Tag: daily life

  • A Day of Rest

    Having a public holiday in the middle of the week is always quite fun. We visited Clarice’s parents today, with my parents, and it was a nice catch up. Then we went over to Holland Village for lunch, and again, I napped mid day.

    My sleep in the morning has been quite scheduled– I keep waking at 630 and 730, which are my alarm timings. Despite a late night the day before, my body is just awake, and I am moving around getting things done. I do get tired half way through the day, but if I’m in office, the conversations go on, so I don’t have the feeling of napping.

    I am also constantly thinking about the range of people I have to catch up with in the weeks ahead, and scheduling a lot of these meetings in. Maybe that’s what wakes me in the morning.

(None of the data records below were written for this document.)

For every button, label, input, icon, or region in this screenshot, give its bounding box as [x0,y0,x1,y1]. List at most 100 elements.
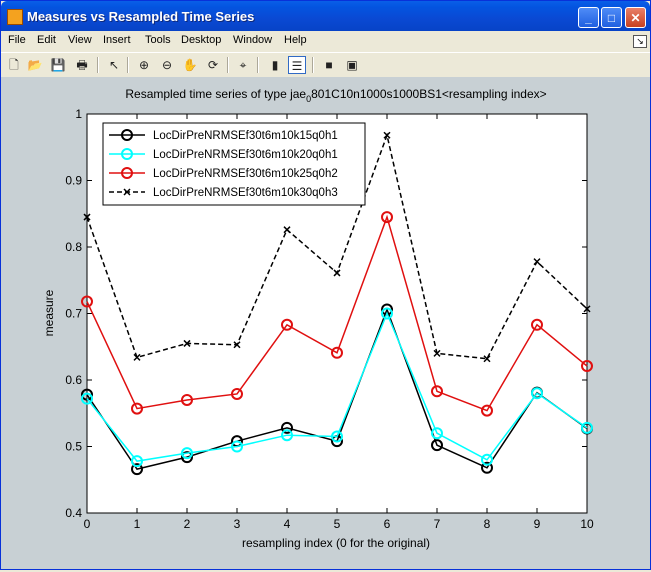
data-point [233,341,241,349]
data-point-stroke [533,258,541,266]
data-point [481,404,493,417]
y-tick-label: 0.9 [65,174,82,188]
data-point-stroke [83,213,91,221]
toolbar-separator [257,57,259,73]
figure-canvas: Resampled time series of type jae0801C10… [1,77,650,569]
menu-desktop[interactable]: Desktop [181,34,222,46]
data-point-stroke [583,305,591,313]
series-3 [81,211,593,417]
data-point [281,421,293,434]
maximize-button[interactable]: □ [601,7,622,28]
x-tick-label: 8 [484,517,491,531]
legend-label: LocDirPreNRMSEf30t6m10k15q0h1 [153,130,338,142]
data-point [383,131,391,139]
data-point [581,421,593,434]
data-point-stroke [383,131,391,139]
legend-box [102,122,366,206]
data-point-stroke [283,226,291,234]
axes: 0 1 2 3 4 5 6 7 8 9 10 0.4 0.5 0.6 0.7 0.8 0.9 1 [65,107,594,531]
series-line [86,311,588,462]
data-point [283,226,291,234]
menu-tools[interactable]: Tools [145,34,171,46]
print-icon[interactable]: 🖶 [76,58,88,72]
data-point [533,258,541,266]
x-tick-label: 7 [434,517,441,531]
minimize-button[interactable]: _ [578,7,599,28]
data-point [231,387,243,400]
colorbar-icon[interactable]: ▮ [271,58,279,72]
menu-insert[interactable]: Insert [103,34,131,46]
y-tick-label: 1 [75,107,82,121]
hide-plot-tools-icon[interactable]: ■ [325,58,333,72]
menu-help[interactable]: Help [284,34,307,46]
menu-edit[interactable]: Edit [37,34,56,46]
open-folder-icon[interactable]: 📂 [27,58,43,72]
data-point [281,318,293,331]
data-point-stroke [123,188,131,196]
legend-label: LocDirPreNRMSEf30t6m10k25q0h2 [153,168,338,180]
y-axis-label: measure [42,289,56,336]
menu-file[interactable]: File [8,34,26,46]
data-point [431,385,443,398]
legend-item: LocDirPreNRMSEf30t6m10k15q0h1 [109,129,338,142]
close-button[interactable]: ✕ [625,7,646,28]
menu-window[interactable]: Window [233,34,273,46]
data-point-stroke [483,355,491,363]
rotate-3d-icon[interactable]: ⟳ [207,58,219,72]
menu-view[interactable]: View [68,34,92,46]
legend-item: LocDirPreNRMSEf30t6m10k20q0h1 [109,148,338,161]
zoom-in-icon[interactable]: ⊕ [138,58,150,72]
menu-bar: File Edit View Insert Tools Desktop Wind… [1,31,650,51]
legend-label: LocDirPreNRMSEf30t6m10k30q0h3 [153,187,338,199]
legend[interactable]: LocDirPreNRMSEf30t6m10k15q0h1 LocDirPreNR… [102,122,366,206]
toolbar-separator [312,57,314,73]
series-4 [83,131,591,363]
x-tick-label: 2 [184,517,191,531]
data-point [231,440,243,453]
y-tick-label: 0.7 [65,307,82,321]
data-point [81,295,93,308]
data-point-stroke [333,269,341,277]
x-tick-label: 9 [534,517,541,531]
legend-item: LocDirPreNRMSEf30t6m10k25q0h2 [109,167,338,180]
dock-figure-icon[interactable]: ↘ [633,35,647,48]
data-point [181,393,193,406]
toolbar-separator [97,57,99,73]
new-file-icon[interactable]: 🗋 [9,58,19,72]
legend-label: LocDirPreNRMSEf30t6m10k20q0h1 [153,149,338,161]
x-tick-label: 4 [284,517,291,531]
data-cursor-icon[interactable]: ⌖ [239,58,247,72]
y-tick-label: 0.4 [65,506,82,520]
show-plot-tools-icon[interactable]: ▣ [346,58,358,72]
pan-hand-icon[interactable]: ✋ [182,58,198,72]
data-point [583,305,591,313]
title-bar[interactable]: Measures vs Resampled Time Series _ □ ✕ [1,1,650,31]
data-point-stroke [183,339,191,347]
data-point [83,213,91,221]
x-tick-label: 10 [580,517,594,531]
data-point [531,318,543,331]
data-point [81,392,93,405]
toolbar-separator [227,57,229,73]
series-line [86,214,588,412]
data-point [531,387,543,400]
save-icon[interactable]: 💾 [50,58,66,72]
x-axis-label: resampling index (0 for the original) [242,536,430,550]
data-point [123,188,131,196]
data-point [581,360,593,373]
y-tick-label: 0.8 [65,240,82,254]
legend-icon[interactable]: ☰ [288,56,306,74]
data-point [281,429,293,442]
data-point [431,427,443,440]
series-2 [81,307,593,468]
chart-title: Resampled time series of type jae0801C10… [125,87,546,104]
x-tick-label: 0 [84,517,91,531]
zoom-out-icon[interactable]: ⊖ [161,58,173,72]
data-point [121,167,133,179]
pointer-icon[interactable]: ↖ [108,58,120,72]
legend-item: LocDirPreNRMSEf30t6m10k30q0h3 [109,187,338,199]
y-tick-label: 0.6 [65,373,82,387]
data-point [333,269,341,277]
x-tick-label: 6 [384,517,391,531]
figure-toolbar: 🗋 📂 💾 🖶 ↖ ⊕ ⊖ ✋ ⟳ ⌖ ▮ ☰ ■ ▣ [1,52,650,78]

    Anyway, we had leftovers tonight, and finished up Harry Potter and the Deathly Hallows Part 1. It’s interesting watching Harry Potter when you’re older, and the effects are still as cool to watch. I hope one day I’ll get to watch these shows with my baby.

    or babies, if we have another few.

  • Serendipitous

    It’s another night of me writing these posts on my phone. I can’t type well with one hand even though I have the right keyboards to even attempt it. But it’s also because I give my finger a bit of time to just breathe. It gets waterlogged from the day of plaster use.


    There’s many times in my life when things happen in a series of events, almost as if it’s a movie. Based on my Christian beliefs, that’s where I know God is working through or talking to me through it. A non Christian might call it a serendipitous moment, and I don’t mind it, but I like the idea of God of the universe speaking directly to me a little more. There are definitely times when I know it’s 100% true. Today was one of the times.

    I was questioning many things in my head. Work and vocation thoughts, thoughts about friends and colleagues moving away, and I guess just the passing of time in life. And I even thought, man the work I have to prepare for today is so meaningless.

    The work was to present a teaching session for a Bible teaching, and I wasn’t sure of the place of it in my day to day work. I didn’t really grumble but I just did it with enough effort. Usually I would give 110%, but I gave it 100%; something like that.

    Immediately after the session I reflected, and I realized “meaningless work” was exactly what I had been struggling with through the weekend. I was thinking of next steps, and what else I would end up doing especially with life getting busier and me getting older. This teaching was exactly it. I could not have imagined a better answer for a question that was running in my head for so long.

    In any case, super big revelation, and I’m really glad life has continued in its trajectory. I guess I will see where else God leads me to, and gladly appreciate the serendipitous moments with the God of the universe.